What’s happening in Republika Srpska is the second kind. The question stopped being about what happened a long time ago. What happened is documented in more detail than almost any event in modern European history. Two courts reviewed that documentation and reached their conclusions. The question now is what a political community will say about what happened. And Dodik’s answer has been: not this.


Last month I wrote about five million people who lost health coverage without a vote, through a subsidy expiration that nobody acted to prevent. That was a passive accountability failure. Accountability dispersed thin enough that nobody had to own the outcome directly. Nobody decided those people should lose coverage. The coverage lapsed because maintaining it required work that wasn’t done.

This is a different mechanism. The machinery of international law didn’t lapse here. It ran all the way through. Courts convened. Evidence was examined over years. Verdicts were reached. Sentences were handed down and are being served. The system functioned the way it was built to function.

And then a society looked at the functioning system’s output and decided: we won’t receive this.

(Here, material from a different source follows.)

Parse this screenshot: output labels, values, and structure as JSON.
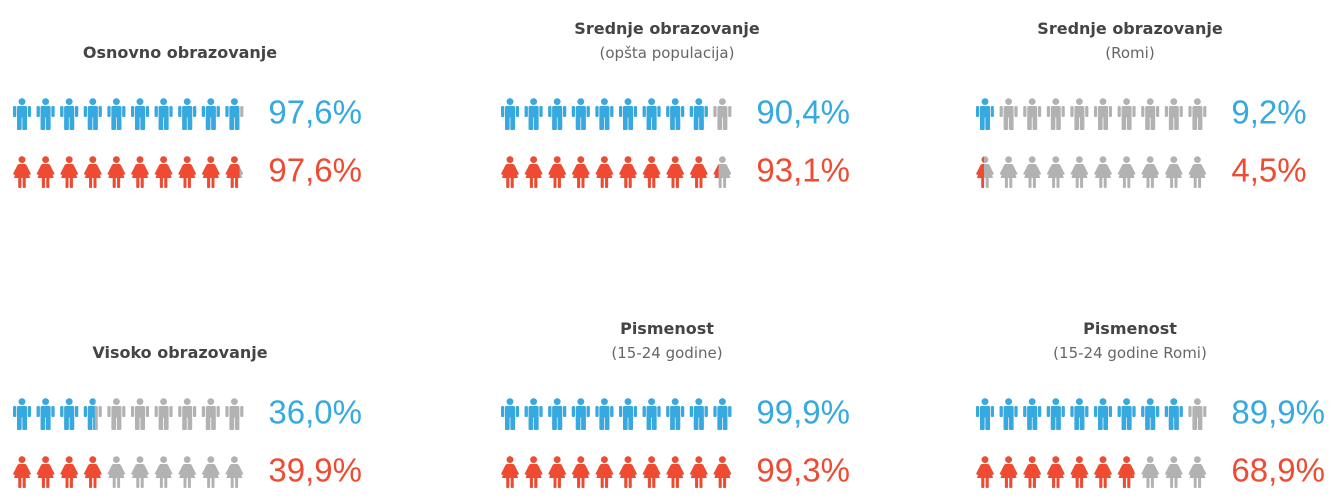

I wrote in June about the 84-8 Senate vote on the housing bill and what it means when pressure builds and finds an exit, when an institution does the thing it was designed to do. The Srebrenica tribunals are that story in one dimension and its inverse in another. The courts did their work. The verdicts are real. Karadzic is in prison, which is what you want a war crimes tribunal to produce. And on the anniversary, in Srebrenica itself, the political leader of the Serb entity in Bosnia says the genocide the tribunals named never occurred. The verdict produced consequences. It didn’t produce acknowledgment. Those are different things, and thirty-one years later they’re still being separated.


Denis Becirovic, the chairman of the Bosnian presidency, spoke at Potočari on Friday. “If we fail to preserve the truth about our past,” he said, “we will have neither a present nor a future.”

He’s right, though I’d extend the observation a step further. The problem isn’t that the truth isn’t preserved. The courts preserved it. The testimony is in the record. The graves are on the hillside. The problem is that you can preserve a truth and still watch a political community decide it doesn’t apply to their self-understanding. Those are different failures and they have different remedies, and one of them is beyond what courts can provide.

What I keep coming back to is the form the denial takes thirty-one years on. It isn’t quieting as the survivors age and the direct witnesses become fewer. If anything it’s louder. Dodik didn’t murmur something hedged to a reporter on background. He called a news conference. In Srebrenica. On July 11. While the families of the dead were a quarter mile away burying ten more.

The machinery worked. The verdict stands. And it keeps not being received, with increasing confidence, on the ground where the events that produced it occurred.


I walked my usual route through Oakley on Friday morning, thinking about the ten coffins and the man who stood up in Srebrenica to say they weren’t what they were.

Karen was reading when I came back. I told her a little of it. The ceremony at Potočari and the news conference in the same town on the same morning.

She looked up.

“He said that in Srebrenica,” she said. Not a question.

In Srebrenica, I told her.

She looked back at her book.

There wasn’t much to add to that. The verdict is on the record. The graves are on the hillside. What gets done with either of those facts is a question the courts finished with years ago and the rest of us are still working on.